Pour le droit de choisir ou refuser la maternité :

  • octroi de l’allocation familiale dès le premier enfant et refus des mesures natalistes ;
  • droit à l’avortement : la femme qui en fait la demande, quel que soit son âge, son origine doit disposer des moyens d’interrompre sa grossesse quand elle l’a choisi, avec le choix de la méthode, RU 486 y compris ;
  • dépénalisation de l’avortement, suppression de l’article 223-12 du Code pénal ;
  • stricte application de la loi 1993 (dite Neiertz) sur l’entrave à l’IVG ;
  • statut unique pour les centres d’IVG et de planification, et un statut pour les médecins qui y exercent ;
  • remboursement de tous les moyens contraceptifs sur ordonnance ;
  • maintien des dispositions des lois de bioéthique de 1994 qui n’ont pas reconnu de statut à l’embryon.

Pour la prise en compte de la spécificité de la santé des femmes :

  • des campagnes publiques d’information, d’éducation, de prévention, de dépistage, une politique de recherche, y compris pour le droit de choisir ;
  • accès aux nouveaux traitement du sida ;
  • moyens suffisants accordés aux établissements sanitaires publics pour garantir l’accès aux soins de toutes et tous.

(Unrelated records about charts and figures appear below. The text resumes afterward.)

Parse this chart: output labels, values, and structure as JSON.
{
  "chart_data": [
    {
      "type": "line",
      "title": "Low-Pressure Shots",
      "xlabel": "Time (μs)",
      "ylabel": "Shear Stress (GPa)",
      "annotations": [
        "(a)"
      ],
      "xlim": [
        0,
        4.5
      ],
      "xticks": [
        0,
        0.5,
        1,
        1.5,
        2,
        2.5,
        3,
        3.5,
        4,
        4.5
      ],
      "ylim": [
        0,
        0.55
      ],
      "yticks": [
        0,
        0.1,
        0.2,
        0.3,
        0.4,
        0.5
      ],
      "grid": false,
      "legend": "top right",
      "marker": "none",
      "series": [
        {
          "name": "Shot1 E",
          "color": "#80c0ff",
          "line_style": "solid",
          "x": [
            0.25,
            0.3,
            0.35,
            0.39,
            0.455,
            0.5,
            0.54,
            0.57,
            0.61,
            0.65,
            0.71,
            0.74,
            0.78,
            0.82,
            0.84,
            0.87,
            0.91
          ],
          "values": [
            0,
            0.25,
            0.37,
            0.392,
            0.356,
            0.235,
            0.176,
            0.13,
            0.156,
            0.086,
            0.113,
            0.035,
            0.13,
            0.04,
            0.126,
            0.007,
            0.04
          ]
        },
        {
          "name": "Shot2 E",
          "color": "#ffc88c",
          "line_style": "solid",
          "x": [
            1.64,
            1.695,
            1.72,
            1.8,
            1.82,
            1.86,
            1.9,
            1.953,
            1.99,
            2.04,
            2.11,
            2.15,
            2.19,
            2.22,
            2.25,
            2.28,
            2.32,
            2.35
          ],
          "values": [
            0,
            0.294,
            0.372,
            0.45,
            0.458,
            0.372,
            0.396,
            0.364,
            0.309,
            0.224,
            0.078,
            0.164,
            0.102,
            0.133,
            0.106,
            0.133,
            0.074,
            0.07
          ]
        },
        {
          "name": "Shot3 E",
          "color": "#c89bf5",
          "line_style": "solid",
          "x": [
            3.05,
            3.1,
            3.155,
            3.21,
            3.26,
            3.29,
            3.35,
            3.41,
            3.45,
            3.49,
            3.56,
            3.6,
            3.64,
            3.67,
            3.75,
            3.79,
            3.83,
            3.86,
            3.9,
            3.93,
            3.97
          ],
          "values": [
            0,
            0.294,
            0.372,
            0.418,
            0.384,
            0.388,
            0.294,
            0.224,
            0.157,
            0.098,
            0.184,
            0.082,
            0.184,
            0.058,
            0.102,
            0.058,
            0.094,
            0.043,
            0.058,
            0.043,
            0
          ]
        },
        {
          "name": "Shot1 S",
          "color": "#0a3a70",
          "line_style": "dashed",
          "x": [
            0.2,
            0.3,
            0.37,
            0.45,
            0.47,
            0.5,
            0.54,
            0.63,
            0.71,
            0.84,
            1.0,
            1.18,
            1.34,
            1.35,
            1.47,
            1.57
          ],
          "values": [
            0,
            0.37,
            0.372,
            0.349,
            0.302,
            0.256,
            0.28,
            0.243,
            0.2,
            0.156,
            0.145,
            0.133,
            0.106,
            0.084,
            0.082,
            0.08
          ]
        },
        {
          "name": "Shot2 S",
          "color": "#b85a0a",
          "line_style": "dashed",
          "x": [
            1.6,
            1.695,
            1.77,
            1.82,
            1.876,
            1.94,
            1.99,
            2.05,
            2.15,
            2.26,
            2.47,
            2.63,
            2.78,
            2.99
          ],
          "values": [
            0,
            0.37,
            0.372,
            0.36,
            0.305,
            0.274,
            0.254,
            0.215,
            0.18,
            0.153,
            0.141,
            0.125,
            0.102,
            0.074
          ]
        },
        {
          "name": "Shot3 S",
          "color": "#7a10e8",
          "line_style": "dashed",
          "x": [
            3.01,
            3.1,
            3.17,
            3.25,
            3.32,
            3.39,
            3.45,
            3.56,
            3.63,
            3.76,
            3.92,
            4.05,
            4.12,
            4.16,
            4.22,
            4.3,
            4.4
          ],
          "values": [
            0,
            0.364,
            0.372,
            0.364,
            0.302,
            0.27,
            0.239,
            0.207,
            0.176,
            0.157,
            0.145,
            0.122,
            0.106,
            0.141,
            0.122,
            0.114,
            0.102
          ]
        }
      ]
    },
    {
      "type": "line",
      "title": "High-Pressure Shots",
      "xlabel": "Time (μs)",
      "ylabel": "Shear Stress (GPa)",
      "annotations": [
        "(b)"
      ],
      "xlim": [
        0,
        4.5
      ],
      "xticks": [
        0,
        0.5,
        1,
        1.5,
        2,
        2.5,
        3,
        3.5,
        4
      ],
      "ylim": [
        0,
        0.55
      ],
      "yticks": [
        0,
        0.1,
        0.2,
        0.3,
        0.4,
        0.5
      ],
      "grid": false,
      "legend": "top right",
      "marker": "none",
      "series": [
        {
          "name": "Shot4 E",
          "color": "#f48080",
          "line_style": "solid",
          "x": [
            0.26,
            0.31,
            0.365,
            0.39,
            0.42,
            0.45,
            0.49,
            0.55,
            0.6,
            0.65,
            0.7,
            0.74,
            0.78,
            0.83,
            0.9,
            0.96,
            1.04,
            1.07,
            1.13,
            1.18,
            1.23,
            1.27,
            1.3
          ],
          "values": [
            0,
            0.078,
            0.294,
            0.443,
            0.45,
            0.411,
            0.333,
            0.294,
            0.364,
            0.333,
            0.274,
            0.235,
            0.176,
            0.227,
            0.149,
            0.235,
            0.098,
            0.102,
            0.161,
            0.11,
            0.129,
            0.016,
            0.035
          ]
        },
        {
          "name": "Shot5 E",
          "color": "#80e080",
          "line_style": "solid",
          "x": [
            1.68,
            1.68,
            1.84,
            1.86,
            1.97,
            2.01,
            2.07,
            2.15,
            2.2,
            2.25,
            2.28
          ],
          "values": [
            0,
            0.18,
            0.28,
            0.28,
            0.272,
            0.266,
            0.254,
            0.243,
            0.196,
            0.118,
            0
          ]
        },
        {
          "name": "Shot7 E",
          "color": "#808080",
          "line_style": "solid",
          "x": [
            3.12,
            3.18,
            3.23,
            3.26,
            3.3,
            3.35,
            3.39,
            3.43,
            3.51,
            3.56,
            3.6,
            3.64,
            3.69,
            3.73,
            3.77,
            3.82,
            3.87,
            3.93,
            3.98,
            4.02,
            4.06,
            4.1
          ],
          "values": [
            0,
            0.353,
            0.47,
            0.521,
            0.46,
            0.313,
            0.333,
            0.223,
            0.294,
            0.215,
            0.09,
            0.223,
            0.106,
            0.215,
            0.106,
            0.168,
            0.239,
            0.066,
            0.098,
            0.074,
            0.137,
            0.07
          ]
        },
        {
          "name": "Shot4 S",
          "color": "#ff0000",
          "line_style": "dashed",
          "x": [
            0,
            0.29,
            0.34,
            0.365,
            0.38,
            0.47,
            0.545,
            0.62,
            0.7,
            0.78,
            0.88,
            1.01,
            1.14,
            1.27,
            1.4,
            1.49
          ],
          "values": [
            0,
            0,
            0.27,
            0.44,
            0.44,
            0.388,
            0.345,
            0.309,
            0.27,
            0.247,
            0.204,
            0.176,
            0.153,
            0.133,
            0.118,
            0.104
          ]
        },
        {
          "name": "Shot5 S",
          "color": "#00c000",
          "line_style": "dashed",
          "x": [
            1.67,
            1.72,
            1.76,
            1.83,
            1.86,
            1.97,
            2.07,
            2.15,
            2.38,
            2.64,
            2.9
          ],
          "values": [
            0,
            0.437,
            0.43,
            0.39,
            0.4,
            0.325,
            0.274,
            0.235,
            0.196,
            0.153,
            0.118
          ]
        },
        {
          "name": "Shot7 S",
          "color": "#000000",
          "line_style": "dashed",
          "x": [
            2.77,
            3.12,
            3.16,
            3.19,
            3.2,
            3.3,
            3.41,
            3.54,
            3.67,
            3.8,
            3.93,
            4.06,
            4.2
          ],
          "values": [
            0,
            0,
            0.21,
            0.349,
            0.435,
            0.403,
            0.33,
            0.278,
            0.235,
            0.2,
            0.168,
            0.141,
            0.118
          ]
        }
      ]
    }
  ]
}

Solidarités internationales

Pour soutenir toutes les femmes de la planète qui résistent aux guerres, aux violences, aux intégrismes, à la pauvreté, aux discriminations sexistes et racistes :

  • soutien de toutes les luttes pour l’instauration de la démocratie ;
  • refus des plans d’ajustement structurels dictés par le FMI, le G7, la Banque mondiale, l’OMC qui accroissent les charges de travail non rémunéré des femmes et entraînent la désintégration des liens économiques et sociaux ;
  • nouvelles règles du commerce international respectant les impératifs sociaux, culturels et écologiques définis par les populations elles-mêmes, et en particulier par les femmes. Refus du commerce des armes, utilisation de l’argent du surarmement pour le développement humain ;
  • abolition de la dette ;
  • interdiction de l’arme alimentaire.

Pour la paix, une Europe des droit et des libertés :

  • alignement des législations sociales ou concernant les femmes sur celles des pays les plus avancés ;
  • soutien aux femmes qui luttent pour la souveraineté de leur peuple.

Les dangers que connaissent les unes nous menacent toutes. Les victoires des unes sont des victoires pour toutes. Fortes de nos expériences, dans la diversité de nos situations, notre espoir est dans la solidarité.